Friday, December 18, 2015

Putting It All Together

Last summer I “tried my hand” at rowing a boat. My husband Ian and I were staying with family at the Hood Canal in Washington State. I picked my way carefully over the pebbled beach and climbed into the rowboat while Ian held it steady. He rowed away from shore and handed me the oars – one at a time, of course, because I had to position my affected hand on the left oar.

I tried to row the boat. The left oar flailed.

First uncoordinated attempt: note different oar positions.

I needed to help my affected side through a few strokes so it could get the feel of the circular motion. I gave the right oar to Ian and placed my right hand over my left, guiding myself through the motions -- dipping and pulling, pushing and leaning.

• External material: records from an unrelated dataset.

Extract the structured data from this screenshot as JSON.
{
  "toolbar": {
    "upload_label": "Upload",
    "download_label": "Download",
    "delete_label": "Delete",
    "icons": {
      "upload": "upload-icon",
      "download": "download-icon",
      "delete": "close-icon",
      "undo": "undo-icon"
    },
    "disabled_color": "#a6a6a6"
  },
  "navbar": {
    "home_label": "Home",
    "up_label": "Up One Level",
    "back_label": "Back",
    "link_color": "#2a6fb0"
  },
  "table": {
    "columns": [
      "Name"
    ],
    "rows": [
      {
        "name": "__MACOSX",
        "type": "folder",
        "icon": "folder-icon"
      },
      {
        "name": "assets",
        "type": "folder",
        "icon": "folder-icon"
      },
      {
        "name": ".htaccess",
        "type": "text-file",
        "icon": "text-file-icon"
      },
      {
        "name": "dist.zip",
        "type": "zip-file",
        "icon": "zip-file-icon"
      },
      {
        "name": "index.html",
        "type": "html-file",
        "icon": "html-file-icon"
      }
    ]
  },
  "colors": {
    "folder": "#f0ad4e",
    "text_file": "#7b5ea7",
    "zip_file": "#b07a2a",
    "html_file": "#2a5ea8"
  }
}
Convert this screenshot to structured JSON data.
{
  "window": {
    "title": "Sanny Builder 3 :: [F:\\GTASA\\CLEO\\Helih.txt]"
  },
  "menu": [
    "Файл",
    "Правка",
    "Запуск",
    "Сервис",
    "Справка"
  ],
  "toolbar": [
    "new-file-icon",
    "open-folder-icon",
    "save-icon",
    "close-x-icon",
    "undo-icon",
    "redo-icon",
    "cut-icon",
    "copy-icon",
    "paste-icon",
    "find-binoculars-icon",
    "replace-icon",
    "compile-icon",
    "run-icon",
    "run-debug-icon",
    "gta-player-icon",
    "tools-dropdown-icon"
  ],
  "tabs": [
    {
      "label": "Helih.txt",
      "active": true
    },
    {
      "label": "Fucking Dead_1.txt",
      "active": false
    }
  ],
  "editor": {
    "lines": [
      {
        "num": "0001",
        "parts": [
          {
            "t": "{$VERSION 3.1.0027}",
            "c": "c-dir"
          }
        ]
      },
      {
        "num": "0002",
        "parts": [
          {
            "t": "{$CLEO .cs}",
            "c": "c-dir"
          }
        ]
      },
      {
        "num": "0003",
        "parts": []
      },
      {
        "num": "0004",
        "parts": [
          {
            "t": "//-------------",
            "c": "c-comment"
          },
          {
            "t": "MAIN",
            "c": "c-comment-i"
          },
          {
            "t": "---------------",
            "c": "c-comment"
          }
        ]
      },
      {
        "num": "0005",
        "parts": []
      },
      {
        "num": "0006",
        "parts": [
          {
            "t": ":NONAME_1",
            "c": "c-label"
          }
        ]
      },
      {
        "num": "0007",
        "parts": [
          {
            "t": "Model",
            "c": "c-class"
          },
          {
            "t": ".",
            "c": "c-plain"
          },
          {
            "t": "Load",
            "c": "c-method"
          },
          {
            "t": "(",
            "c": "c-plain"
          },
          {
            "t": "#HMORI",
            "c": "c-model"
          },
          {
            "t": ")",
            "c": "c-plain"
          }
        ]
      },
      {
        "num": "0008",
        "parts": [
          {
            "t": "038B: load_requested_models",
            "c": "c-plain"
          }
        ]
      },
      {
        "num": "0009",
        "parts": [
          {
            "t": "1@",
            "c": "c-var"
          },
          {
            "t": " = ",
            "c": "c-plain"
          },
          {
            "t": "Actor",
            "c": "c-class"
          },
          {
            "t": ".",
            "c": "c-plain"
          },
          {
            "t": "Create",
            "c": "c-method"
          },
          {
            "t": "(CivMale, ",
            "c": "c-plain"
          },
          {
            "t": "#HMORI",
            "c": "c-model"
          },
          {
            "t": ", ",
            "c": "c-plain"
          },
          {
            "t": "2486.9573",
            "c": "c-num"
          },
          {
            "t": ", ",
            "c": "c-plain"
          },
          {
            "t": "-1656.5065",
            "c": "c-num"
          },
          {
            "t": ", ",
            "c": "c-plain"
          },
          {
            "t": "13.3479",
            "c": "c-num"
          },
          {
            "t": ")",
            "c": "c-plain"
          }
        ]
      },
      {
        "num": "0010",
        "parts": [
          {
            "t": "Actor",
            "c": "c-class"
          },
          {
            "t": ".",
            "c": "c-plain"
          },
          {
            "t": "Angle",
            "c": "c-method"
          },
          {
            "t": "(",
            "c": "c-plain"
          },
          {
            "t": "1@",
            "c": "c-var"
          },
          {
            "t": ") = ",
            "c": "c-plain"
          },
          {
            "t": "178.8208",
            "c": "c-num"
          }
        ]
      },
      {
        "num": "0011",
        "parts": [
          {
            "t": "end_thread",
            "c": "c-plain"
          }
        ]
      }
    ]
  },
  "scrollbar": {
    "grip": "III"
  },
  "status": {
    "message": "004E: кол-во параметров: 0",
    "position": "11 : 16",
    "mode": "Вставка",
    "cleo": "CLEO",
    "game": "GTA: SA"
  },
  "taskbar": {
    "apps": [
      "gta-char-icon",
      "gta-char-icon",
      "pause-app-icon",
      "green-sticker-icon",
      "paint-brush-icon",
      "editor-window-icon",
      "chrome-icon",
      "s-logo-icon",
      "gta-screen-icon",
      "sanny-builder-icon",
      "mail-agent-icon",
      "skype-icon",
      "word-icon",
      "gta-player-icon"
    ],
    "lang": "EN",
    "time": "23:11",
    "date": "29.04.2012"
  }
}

When that felt comfortable, I traded oars with Ian. Now I observed my right side doing the same motions. I felt how the oar pushed on my thumb as I reached forward, and pulled on my index joint as I leaned backward. When I had that sensation locked in my mind, I took both oars.

My healthy side made longer, stronger strokes, my husband pointed out. I eased up on the strong side, allowing my affected side to set the pace, consciously synchronizing my movements.

Row, row, rowing the boat!
Next thing I knew, I was rowing the boat gently down the lake – for about 10 strokes, then my affected hand tired and wouldn’t hold the oar anymore.

I repeated the exercise a couple times over the next few days. By day three I had muscle memory and was able to start off with coordinated strokes. It felt so good to exercise my body this way!

Dear Santa: a rowing machine might be a great therapy tool for me to build strength and re-coordinate muscles.